It’s not what you may think: this 41% is made up not only of people living at or below the poverty line. They are also dual-income earners with nice homes, nice cars, nice toys, a 401K retirement savings plan, big mortgages. and big credit card bills. But if they ever get into a bind and need some quick cash — say, because of a car breakdown or an unexpected doctor visit — they don’t have it.
While this group may be rich in home equity and other investments, their assets are not liquid. In other words, none of those items converts easily into cash in an emergency. People in this situation even have their own name — the "liquid asset poor" — a term coined by the Washington, D.C.-based advocacy group Corporation for Enterprise Development.
With no cash reserves, they are just one paycheck away from financial ruin should an emergency or a job loss happen because they cannot easily access cash on a moment’s notice.
Sadly, the CreditDonkey.com survey also found that more than half of respondents (54%) said they may be stuck in this situation for the foreseeable future. They have not set up an emergency cash savings strategy.
That was a new one for me — the "liquid asset" poor. 54% of respondents don't even have a strategy for saving some cash, although we don't know how many have spent every dime they make to finance nice homes, nice cars, nice toys, a 401K retirement savings plan, big mortgages. and big credit card bills. It would have been nice if respondents had been classified according to income.
No doubt many poll respondents could not possibly have a strategy for saving money because they're spending everything they have to make essential ends meet (food, gas, rent/mortgage, utilities). When I last checked, approximately 146 million Americans were living within 200% of the poverty line.
Nevertheless, we must acknowledge the existence of the "liquid asset" poor.

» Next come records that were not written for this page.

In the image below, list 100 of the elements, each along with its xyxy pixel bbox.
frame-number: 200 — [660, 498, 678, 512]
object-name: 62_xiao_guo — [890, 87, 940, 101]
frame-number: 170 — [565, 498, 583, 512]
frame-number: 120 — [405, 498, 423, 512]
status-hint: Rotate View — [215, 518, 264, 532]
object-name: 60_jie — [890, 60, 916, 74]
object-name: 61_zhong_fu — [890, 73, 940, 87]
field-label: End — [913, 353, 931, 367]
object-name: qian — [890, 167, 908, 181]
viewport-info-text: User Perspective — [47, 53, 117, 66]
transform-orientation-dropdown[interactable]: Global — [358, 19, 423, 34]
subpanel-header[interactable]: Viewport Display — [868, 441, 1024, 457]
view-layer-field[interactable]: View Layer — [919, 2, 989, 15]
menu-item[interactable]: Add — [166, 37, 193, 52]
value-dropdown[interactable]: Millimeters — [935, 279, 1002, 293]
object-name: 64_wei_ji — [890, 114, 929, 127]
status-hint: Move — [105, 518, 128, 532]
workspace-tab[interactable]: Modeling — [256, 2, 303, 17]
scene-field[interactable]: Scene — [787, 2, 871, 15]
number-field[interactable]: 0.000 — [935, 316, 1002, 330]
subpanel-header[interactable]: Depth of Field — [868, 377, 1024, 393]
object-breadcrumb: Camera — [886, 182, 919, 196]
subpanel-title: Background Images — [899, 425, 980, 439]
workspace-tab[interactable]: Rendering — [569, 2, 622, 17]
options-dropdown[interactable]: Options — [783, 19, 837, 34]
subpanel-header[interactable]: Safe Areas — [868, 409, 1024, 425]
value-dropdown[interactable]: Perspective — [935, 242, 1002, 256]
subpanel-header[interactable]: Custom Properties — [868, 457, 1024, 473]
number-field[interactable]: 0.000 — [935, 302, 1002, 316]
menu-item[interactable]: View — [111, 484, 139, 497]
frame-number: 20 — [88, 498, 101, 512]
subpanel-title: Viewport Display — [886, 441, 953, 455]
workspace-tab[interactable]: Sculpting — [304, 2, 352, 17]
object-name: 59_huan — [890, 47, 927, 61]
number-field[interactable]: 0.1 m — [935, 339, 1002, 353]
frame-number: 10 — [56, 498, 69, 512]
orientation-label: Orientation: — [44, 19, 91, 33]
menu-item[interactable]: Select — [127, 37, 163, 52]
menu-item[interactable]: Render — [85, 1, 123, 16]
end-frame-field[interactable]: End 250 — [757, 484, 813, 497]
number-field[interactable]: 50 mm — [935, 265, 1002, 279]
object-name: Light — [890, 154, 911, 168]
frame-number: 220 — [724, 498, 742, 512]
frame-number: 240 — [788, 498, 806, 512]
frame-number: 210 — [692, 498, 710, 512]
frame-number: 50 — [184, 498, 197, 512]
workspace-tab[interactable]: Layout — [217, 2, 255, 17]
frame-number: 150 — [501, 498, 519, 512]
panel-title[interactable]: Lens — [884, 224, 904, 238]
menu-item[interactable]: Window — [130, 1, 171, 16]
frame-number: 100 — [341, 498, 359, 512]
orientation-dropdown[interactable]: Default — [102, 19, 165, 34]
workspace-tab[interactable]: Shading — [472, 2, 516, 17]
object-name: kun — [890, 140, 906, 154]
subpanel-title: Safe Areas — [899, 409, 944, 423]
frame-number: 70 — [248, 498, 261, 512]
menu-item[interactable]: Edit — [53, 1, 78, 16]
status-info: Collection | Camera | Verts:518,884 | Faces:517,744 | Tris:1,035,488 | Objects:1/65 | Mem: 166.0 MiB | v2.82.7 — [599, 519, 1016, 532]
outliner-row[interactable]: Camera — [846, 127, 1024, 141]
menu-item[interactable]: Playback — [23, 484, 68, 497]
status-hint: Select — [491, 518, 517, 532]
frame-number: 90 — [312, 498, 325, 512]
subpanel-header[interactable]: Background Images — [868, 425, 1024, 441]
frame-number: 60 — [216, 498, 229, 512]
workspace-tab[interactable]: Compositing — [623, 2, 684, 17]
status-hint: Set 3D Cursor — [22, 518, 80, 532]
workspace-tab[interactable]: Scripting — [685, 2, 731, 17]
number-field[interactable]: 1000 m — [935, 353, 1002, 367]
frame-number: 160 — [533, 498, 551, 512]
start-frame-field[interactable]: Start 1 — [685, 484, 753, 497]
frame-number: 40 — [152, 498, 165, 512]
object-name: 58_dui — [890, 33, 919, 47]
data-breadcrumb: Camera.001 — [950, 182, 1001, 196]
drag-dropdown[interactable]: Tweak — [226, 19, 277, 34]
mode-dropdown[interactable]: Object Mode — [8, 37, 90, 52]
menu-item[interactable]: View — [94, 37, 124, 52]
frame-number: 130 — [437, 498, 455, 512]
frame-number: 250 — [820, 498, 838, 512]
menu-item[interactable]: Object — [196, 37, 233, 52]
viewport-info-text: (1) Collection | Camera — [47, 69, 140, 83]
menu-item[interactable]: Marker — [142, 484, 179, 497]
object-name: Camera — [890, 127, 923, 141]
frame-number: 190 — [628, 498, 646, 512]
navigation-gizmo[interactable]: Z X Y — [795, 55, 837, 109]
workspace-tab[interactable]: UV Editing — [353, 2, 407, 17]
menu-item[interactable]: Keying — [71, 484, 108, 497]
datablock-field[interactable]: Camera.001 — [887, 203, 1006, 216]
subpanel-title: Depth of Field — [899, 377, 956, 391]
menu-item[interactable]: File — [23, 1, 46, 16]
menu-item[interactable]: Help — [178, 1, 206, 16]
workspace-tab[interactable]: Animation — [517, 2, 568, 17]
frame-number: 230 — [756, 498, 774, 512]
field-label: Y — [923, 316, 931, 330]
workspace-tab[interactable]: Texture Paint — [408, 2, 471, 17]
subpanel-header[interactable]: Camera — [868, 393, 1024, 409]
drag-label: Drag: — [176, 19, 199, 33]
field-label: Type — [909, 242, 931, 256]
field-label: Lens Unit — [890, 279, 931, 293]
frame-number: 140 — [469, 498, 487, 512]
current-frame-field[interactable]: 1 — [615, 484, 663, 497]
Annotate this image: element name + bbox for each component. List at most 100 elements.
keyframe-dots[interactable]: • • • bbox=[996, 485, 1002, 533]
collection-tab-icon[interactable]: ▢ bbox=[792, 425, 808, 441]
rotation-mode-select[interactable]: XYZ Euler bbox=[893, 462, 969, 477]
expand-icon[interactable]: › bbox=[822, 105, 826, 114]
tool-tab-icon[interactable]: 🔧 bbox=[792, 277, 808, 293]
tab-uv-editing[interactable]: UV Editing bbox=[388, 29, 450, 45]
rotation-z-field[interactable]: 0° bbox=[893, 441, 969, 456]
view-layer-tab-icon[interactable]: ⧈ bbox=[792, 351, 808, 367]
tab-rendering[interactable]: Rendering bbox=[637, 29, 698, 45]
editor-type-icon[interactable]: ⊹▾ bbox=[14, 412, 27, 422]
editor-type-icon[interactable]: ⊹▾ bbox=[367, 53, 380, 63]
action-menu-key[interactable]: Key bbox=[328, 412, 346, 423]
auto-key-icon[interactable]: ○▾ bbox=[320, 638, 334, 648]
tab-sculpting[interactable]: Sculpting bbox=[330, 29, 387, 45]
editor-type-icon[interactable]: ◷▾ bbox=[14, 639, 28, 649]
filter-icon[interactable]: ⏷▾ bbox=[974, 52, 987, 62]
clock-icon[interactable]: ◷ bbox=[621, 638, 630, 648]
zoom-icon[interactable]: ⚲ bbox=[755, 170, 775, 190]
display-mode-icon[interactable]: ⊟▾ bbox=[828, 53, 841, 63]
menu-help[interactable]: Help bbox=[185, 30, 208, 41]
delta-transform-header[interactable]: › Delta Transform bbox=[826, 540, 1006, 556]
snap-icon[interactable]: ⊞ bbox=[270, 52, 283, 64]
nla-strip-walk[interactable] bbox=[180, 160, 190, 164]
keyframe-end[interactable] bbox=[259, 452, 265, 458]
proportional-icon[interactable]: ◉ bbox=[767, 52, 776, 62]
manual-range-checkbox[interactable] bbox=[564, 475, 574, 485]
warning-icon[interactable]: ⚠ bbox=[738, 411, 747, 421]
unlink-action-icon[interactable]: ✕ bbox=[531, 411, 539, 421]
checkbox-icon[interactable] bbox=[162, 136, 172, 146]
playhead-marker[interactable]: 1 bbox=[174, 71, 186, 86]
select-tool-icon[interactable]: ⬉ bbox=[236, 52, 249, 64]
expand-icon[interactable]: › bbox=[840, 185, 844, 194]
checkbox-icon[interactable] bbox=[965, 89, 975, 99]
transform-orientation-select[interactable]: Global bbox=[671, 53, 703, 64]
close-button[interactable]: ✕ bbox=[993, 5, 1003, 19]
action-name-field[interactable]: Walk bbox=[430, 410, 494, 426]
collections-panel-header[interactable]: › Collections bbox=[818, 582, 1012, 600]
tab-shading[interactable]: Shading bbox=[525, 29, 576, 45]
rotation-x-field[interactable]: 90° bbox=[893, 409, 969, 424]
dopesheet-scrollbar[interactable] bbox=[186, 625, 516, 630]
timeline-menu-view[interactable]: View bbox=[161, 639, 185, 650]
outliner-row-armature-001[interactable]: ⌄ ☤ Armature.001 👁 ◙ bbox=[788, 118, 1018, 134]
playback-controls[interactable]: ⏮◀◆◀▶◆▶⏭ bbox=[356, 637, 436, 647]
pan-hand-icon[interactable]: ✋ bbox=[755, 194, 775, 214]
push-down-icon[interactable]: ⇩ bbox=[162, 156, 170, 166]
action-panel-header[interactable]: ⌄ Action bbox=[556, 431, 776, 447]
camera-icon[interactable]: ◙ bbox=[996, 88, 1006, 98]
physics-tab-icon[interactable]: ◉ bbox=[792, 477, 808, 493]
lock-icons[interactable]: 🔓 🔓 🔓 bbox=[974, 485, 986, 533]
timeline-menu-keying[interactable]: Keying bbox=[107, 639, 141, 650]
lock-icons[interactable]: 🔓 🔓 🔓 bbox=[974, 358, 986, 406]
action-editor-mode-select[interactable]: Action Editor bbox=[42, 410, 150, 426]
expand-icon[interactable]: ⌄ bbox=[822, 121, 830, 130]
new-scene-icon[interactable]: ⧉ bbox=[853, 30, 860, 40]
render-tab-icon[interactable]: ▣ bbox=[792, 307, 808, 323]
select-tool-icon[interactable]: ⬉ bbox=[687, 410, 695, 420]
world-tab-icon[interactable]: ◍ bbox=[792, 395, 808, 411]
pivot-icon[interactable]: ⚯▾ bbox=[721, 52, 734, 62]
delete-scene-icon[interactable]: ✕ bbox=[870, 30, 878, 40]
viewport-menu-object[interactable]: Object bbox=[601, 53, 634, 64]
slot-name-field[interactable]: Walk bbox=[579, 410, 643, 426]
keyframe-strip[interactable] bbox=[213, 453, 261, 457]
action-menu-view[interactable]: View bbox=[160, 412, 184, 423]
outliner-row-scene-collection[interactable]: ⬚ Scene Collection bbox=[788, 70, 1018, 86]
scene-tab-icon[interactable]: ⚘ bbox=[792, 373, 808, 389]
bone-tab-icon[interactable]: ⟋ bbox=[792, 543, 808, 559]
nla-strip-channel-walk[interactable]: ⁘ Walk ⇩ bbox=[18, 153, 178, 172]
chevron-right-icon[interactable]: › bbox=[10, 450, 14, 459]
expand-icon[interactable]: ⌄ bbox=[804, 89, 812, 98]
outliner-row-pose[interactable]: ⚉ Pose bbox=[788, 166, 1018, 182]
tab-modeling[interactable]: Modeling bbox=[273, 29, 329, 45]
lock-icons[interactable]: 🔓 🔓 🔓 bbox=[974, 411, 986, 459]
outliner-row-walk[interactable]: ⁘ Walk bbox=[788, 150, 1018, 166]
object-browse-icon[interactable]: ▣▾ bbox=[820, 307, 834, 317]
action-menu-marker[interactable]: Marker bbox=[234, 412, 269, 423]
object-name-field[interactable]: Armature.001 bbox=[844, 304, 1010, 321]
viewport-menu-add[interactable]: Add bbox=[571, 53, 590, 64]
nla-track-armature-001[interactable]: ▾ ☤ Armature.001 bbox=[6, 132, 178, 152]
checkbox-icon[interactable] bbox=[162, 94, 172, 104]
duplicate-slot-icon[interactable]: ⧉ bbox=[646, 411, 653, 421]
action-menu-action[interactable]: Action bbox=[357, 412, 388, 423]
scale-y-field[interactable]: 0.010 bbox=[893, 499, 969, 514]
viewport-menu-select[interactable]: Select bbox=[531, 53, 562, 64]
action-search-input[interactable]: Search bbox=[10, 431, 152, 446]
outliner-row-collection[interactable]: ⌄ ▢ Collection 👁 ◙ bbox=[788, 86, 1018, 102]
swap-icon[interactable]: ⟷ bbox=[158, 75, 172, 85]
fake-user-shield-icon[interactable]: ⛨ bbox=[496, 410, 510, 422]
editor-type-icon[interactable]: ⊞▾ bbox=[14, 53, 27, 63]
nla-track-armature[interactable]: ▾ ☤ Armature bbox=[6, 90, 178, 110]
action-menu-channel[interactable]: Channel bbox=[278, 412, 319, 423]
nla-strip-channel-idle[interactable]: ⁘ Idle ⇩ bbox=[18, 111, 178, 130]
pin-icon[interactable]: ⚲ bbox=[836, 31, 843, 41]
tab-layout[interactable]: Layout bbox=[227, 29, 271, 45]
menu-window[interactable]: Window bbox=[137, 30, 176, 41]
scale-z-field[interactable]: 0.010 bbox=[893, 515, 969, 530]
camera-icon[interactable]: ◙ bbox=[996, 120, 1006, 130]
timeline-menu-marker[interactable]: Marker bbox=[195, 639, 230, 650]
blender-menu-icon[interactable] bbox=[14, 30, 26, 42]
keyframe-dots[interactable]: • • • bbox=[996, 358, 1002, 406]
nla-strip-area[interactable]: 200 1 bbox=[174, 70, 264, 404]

Some unhappy thoughts came to mind as I considered them.
If you live in a society in which you have been called a "consumer" in the media and by economists for as long as you can remember, you might conclude (albeit unconsciously) that I Consume, Therefore I Am. That's not quite what René Descartes had in mind, although it is still hard to determine what exactly René did have in mind. If one's existence follows from being a subject ("I") who thinks—cogito ergo sum—and many lives are lived devoid of thought, as with these "liquid asset" poor, we are forced to conclude that these people do not exist. But these "consumers" demonstrably do exist—somebody is buying all that Stuff. Therefore we definitely have a philosophical riddle to solve
- If these "uber-consumers" do indeed exist, and I think we can agree they do, some of them may not exist for long if an unforeseen emergency presents itself. Such an emergency would necessarily be unforeseen because, as just noted, such people apparently live in the absence of something we might call actual thought.
- The "liquid asset" poor are doing precisely what Ben Bernanke and Paul Krugman want them to do: they spend all their income and more—they have big credit card bills—on Stuff. This is the essence of neo-Keynesian economics as it has come down to us in the early 21st century. I hope we can agree that this "economic theory" has been a most unhappy development.
If I can be serious for a moment—on second thought, when I am not serious? —there is always a trade-off in life between risk and security. The "economic theory" which has governed our lives, and which economists like Ben Bernanke and Paul Krugman still push, like crack dealers to the blind, has tilted very far toward the risk side of life. Interest earnings on cash savings is basically zero.
We are entitled to conclude that neo-Keynesian "economic theory" gives us an unbalanced view of life, a stance which is potentially very self-destructive, because of its extraordinary slant toward risk. You might well ask when did skydiving become a model for living?
Needless to say, any sense of security ordinary (i.e. non-wealthy) Americans might have in 2012 is illusory. One might think that the events of 2008 and subsequent developments would have tipped off Americans that the rules of consumption they had lived by no longer apply. Sadly, as Credit Donkey says, the "liquid asset" poor have not gotten the message.